4e: My memory is isolated islands in the Shadowfell with no connections.
3e: Some have single somewhat reliable, possibly one way Chunnels, though mostly those are between a domain in the core and domains in mini-core connected clusters.
2e: Most are completely isolated.

The core is like real life geography, most areas border a number of others and there are roads and you can walk. Domains that are physical islands off the core can be gotten to by boat. Islands of Terror are different and are fully separated, Sri Raji from the original boxed set had no regular connection or commerce with any other domain and outsiders are as likely to be from the Forgotten Realms as from Barovia or Har Akir. It later became part of a cluster and had more connections to other domains.

2e Realms of Terror original boxed set on Islands of Terror: "Each is permanently surrounded by Mist and has no physical link to any other domain.
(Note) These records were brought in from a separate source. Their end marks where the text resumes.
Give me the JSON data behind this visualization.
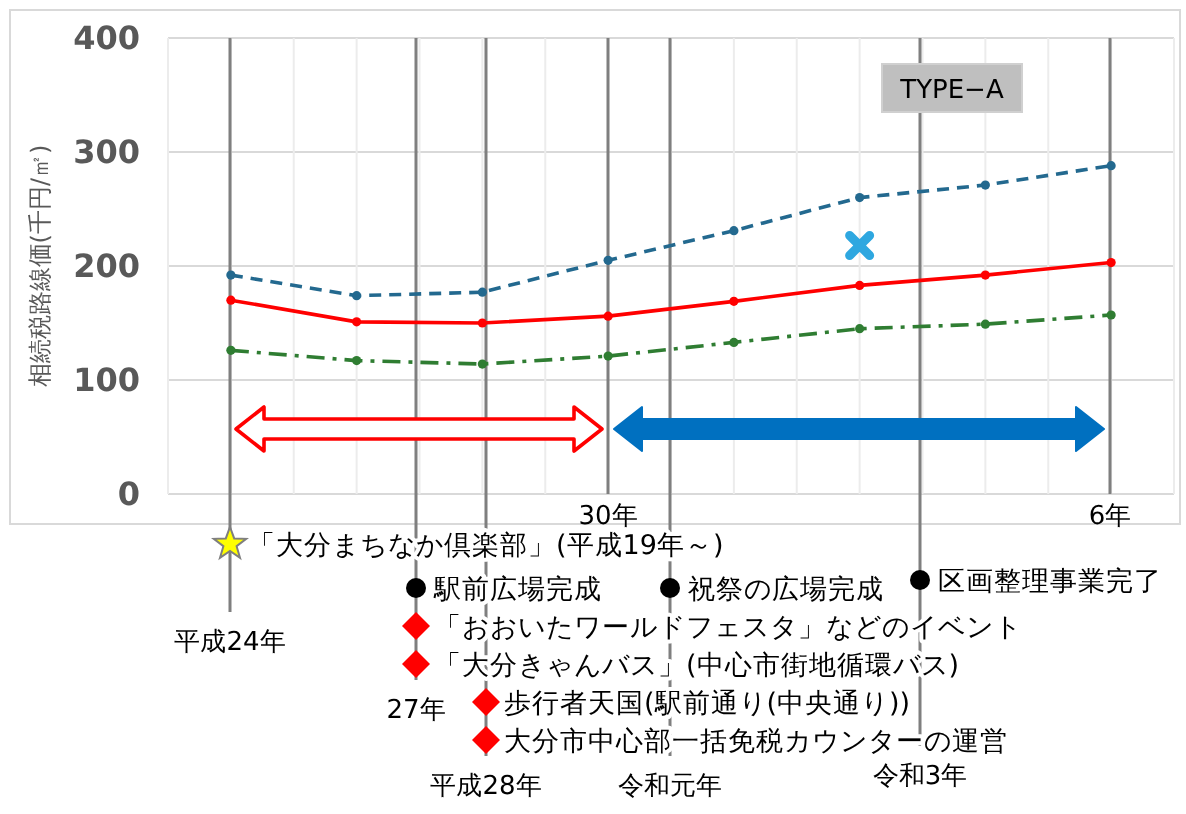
{
  "chart_data": {
    "type": "line",
    "ylabel": "相続税路線価(千円/㎡)",
    "categories": [
      null,
      null,
      null,
      null,
      null,
      null,
      null,
      null
    ],
    "ylim": [
      0,
      400
    ],
    "yticks": [
      0,
      100,
      200,
      300,
      400
    ],
    "grid": true,
    "marker": "circle",
    "series": [
      {
        "color": "#23698f",
        "line_style": "dashed",
        "values": [
          192,
          174,
          177,
          205,
          231,
          260,
          271,
          288
        ]
      },
      {
        "color": "#ff0000",
        "line_style": "solid",
        "values": [
          170,
          151,
          150,
          156,
          169,
          183,
          192,
          203
        ]
      },
      {
        "color": "#2f7d32",
        "line_style": "dashdot",
        "values": [
          126,
          117,
          114,
          121,
          133,
          145,
          149,
          157
        ]
      },
      {
        "marker": "cross",
        "line_style": "none",
        "color": "#2ea7e0",
        "values": [
          null,
          null,
          null,
          null,
          null,
          218,
          null,
          null
        ]
      }
    ],
    "annotations": [
      "TYPE−A",
      "「大分まちなか倶楽部」(平成19年～)",
      "駅前広場完成",
      "祝祭の広場完成",
      "区画整理事業完了",
      "「おおいたワールドフェスタ」などのイベント",
      "「大分きゃんバス」(中心市街地循環バス)",
      "歩行者天国(駅前通り(中央通り))",
      "大分市中心部一括免税カウンターの運営",
      "平成24年",
      "27年",
      "平成28年",
      "30年",
      "令和元年",
      "令和3年",
      "6年"
    ]
  }
}
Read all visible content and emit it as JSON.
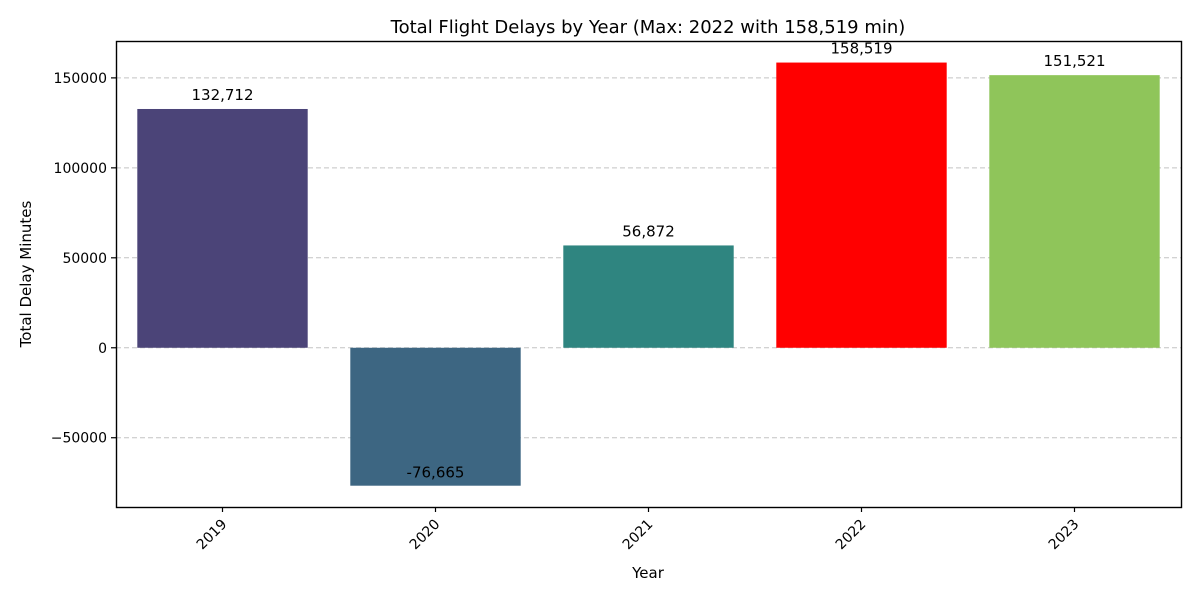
{
  "chart_data": {
    "type": "bar",
    "title": "Total Flight Delays by Year (Max: 2022 with 158,519 min)",
    "xlabel": "Year",
    "ylabel": "Total Delay Minutes",
    "categories": [
      "2019",
      "2020",
      "2021",
      "2022",
      "2023"
    ],
    "values": [
      132712,
      -76665,
      56872,
      158519,
      151521
    ],
    "value_labels": [
      "132,712",
      "-76,665",
      "56,872",
      "158,519",
      "151,521"
    ],
    "colors": [
      "#4b4478",
      "#3d6682",
      "#2f8580",
      "#ff0000",
      "#8fc55a"
    ],
    "highlight_color": "#ff0000",
    "ylim": [
      -88500,
      170500
    ],
    "yticks": [
      -50000,
      0,
      50000,
      100000,
      150000
    ],
    "ytick_labels": [
      "−50000",
      "0",
      "50000",
      "100000",
      "150000"
    ],
    "grid": "y-dashed",
    "legend": "none"
  }
}
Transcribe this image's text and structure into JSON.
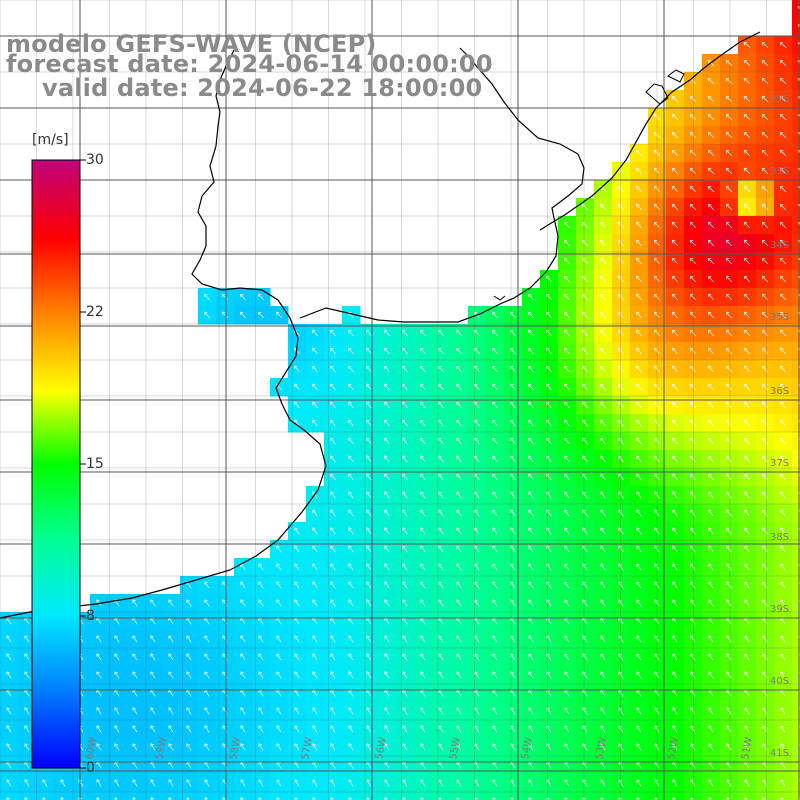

The domains are pictured as a group on one of the color maps in this boxed set, but their position on the map is arbitrary. No sailor in the vast sea of Mists can chart a course to these islands."

3e Ravenloft book on Islands of Terror: "Islands of Terror are domains surrounded by the Mists; they do not share stable borders with neighboring domains. They are among the most secluded domains in Ravenloft, though solitary wanderers always seem to find their way to such remote places."

Based on past treatment I expect if they say they are going with Islands of Terror it will each be their own isolated thing as the default. Barovia from the individual modules of I6, Expedition to Castle Ravenloft, and Curse of Strahd will be the model instead of Barovia from the various campaign settings so there will not be a default of any domains having any other ongoing Ravenloft connections besides possible ones of past connections like a lord who started off in another domain but "earned" their own new one. Which means the core wide secret societies will not make as much sense nor will adventures where the agents of a Darklord are operating in another domain. The smaller domains which are single cities or towns or haunted houses/castles will stand out more obviously as metaphysically odd if they are default not part of a larger continuity.